# Continuous eigenvalue of n by n matrix

1. May 7, 2006

### ImagineLab

Hello, all,
This is my fisrt time post on this forum, I have this question for long time but people around me couldn't really answer it, hopes I can get the answer from you guys...

Given a complex n by n matrix A, Under what restriction, its eigenvalue(s) is the continuous function of A?

2. May 8, 2006

### J77

What do you mean, "continuous function"?

A general condition for an eigenvalue to be complex?

3. May 8, 2006

### Careful

There are no restrictions whatsoever.
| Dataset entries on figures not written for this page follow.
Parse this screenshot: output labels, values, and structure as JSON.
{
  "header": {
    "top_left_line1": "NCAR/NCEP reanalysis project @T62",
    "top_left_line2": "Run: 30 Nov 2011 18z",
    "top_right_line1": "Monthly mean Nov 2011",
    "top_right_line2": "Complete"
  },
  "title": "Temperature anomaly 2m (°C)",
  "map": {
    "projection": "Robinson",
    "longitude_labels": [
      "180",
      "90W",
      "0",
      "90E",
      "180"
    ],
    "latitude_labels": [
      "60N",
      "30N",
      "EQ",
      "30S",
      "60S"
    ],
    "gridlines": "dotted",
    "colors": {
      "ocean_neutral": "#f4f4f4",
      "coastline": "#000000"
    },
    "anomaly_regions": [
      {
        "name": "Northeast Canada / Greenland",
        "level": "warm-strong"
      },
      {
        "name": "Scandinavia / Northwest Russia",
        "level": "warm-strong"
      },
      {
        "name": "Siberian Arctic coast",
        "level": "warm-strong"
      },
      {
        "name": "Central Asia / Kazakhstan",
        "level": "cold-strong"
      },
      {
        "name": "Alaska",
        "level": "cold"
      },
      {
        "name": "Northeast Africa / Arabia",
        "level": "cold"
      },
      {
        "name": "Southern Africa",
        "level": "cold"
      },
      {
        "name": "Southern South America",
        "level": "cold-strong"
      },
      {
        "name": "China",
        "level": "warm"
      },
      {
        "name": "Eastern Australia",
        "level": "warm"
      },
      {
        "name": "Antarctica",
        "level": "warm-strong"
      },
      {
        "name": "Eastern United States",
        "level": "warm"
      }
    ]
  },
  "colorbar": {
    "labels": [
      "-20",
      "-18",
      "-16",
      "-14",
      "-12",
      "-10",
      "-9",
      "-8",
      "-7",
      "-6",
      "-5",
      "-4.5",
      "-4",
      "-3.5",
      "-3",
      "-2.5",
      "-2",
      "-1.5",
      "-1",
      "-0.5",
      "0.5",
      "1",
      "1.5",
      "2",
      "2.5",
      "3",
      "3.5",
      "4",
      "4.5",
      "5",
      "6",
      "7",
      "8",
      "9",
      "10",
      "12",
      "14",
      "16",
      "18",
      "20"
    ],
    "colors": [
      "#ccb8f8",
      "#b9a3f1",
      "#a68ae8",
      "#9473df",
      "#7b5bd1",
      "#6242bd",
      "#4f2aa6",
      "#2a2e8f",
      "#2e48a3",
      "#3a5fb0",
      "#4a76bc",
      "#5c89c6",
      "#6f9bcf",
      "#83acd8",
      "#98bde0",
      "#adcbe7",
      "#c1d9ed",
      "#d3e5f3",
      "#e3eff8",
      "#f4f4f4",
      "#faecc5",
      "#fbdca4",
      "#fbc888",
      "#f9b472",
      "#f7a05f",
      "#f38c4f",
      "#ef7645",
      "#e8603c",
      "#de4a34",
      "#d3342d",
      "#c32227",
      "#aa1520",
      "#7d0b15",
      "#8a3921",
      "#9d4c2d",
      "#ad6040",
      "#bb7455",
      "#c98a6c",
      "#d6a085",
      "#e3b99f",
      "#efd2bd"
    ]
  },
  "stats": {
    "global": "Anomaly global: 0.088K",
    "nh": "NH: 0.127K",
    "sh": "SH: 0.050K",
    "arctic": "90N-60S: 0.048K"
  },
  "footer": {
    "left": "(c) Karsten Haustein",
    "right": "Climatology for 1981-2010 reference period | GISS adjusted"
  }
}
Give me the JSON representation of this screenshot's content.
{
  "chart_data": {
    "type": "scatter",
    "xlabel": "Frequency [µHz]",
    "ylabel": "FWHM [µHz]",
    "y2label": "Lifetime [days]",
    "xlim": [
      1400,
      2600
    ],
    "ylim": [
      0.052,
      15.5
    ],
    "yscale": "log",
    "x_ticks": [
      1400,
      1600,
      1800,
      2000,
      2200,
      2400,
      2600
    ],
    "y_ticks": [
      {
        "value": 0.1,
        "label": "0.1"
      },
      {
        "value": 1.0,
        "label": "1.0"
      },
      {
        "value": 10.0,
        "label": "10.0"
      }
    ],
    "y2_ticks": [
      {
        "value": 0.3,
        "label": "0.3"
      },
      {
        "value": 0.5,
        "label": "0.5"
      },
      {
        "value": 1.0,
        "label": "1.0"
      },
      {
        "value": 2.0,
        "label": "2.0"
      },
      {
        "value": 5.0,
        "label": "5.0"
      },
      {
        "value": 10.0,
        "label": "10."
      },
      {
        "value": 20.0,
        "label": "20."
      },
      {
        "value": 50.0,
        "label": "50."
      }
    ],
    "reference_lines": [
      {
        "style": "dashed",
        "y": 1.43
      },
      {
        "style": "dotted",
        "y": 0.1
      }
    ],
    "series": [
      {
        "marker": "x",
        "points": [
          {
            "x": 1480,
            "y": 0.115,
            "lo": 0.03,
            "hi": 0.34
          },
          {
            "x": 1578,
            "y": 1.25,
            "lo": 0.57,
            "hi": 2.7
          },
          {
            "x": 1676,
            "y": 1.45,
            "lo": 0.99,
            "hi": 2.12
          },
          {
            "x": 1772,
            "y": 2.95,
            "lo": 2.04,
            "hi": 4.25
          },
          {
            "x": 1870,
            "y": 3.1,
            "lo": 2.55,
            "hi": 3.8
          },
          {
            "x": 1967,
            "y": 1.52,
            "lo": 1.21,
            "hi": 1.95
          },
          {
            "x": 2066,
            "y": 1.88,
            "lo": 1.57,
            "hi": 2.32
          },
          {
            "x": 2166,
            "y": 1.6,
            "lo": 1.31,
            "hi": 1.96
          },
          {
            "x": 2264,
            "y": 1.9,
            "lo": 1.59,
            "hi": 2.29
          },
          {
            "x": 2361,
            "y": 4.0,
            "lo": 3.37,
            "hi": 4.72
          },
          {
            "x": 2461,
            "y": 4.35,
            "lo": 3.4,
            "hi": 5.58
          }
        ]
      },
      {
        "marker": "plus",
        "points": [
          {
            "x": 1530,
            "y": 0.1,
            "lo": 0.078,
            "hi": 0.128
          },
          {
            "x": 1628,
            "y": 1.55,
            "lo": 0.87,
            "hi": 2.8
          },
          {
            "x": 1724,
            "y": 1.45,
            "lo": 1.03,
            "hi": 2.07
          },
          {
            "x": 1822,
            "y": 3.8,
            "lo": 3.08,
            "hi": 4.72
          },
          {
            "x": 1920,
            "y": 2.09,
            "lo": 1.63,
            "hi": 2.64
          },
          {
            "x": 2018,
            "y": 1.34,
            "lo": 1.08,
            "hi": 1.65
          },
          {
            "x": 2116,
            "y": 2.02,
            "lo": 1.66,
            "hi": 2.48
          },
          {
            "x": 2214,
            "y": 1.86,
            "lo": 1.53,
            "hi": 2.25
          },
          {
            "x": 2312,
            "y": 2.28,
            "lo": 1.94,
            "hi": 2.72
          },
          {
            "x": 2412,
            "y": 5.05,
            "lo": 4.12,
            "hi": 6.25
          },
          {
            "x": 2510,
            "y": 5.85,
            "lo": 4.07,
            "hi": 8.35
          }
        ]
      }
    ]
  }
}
For example, in two dimensions the trace and determinant are continuous functions in the matrix topology and the eigenvalue polynomial is:
x^2 - tr(A)x + det(A) with roots (tr(A) + sqrt(tr(A)^2 - 4 det(A) ) )/2 (here sqrt means `all possible roots´)
The latter are continuous functions (obviously, you have to be careful with the sqrt function).

Cheers,

Careful

Last edited: May 8, 2006
4. May 8, 2006

### mathwonk

well this is correct except the answer may be misleading, i.e. since their ordering is undetermined, the eigenvalues are not functions of the matrix at all ["be careful of the square root"], but the elementary symmetric functions of the eigenvalues, e.g. the trace and determinant, are.

it is the unordered set of eigenvalues that is a continuous function of the matrix, and this is equivalent to saying the elementary symmetric functions of them are continuous.

this is the same question as asking whether the roots of a polynomial are continuous functions of the coefficients.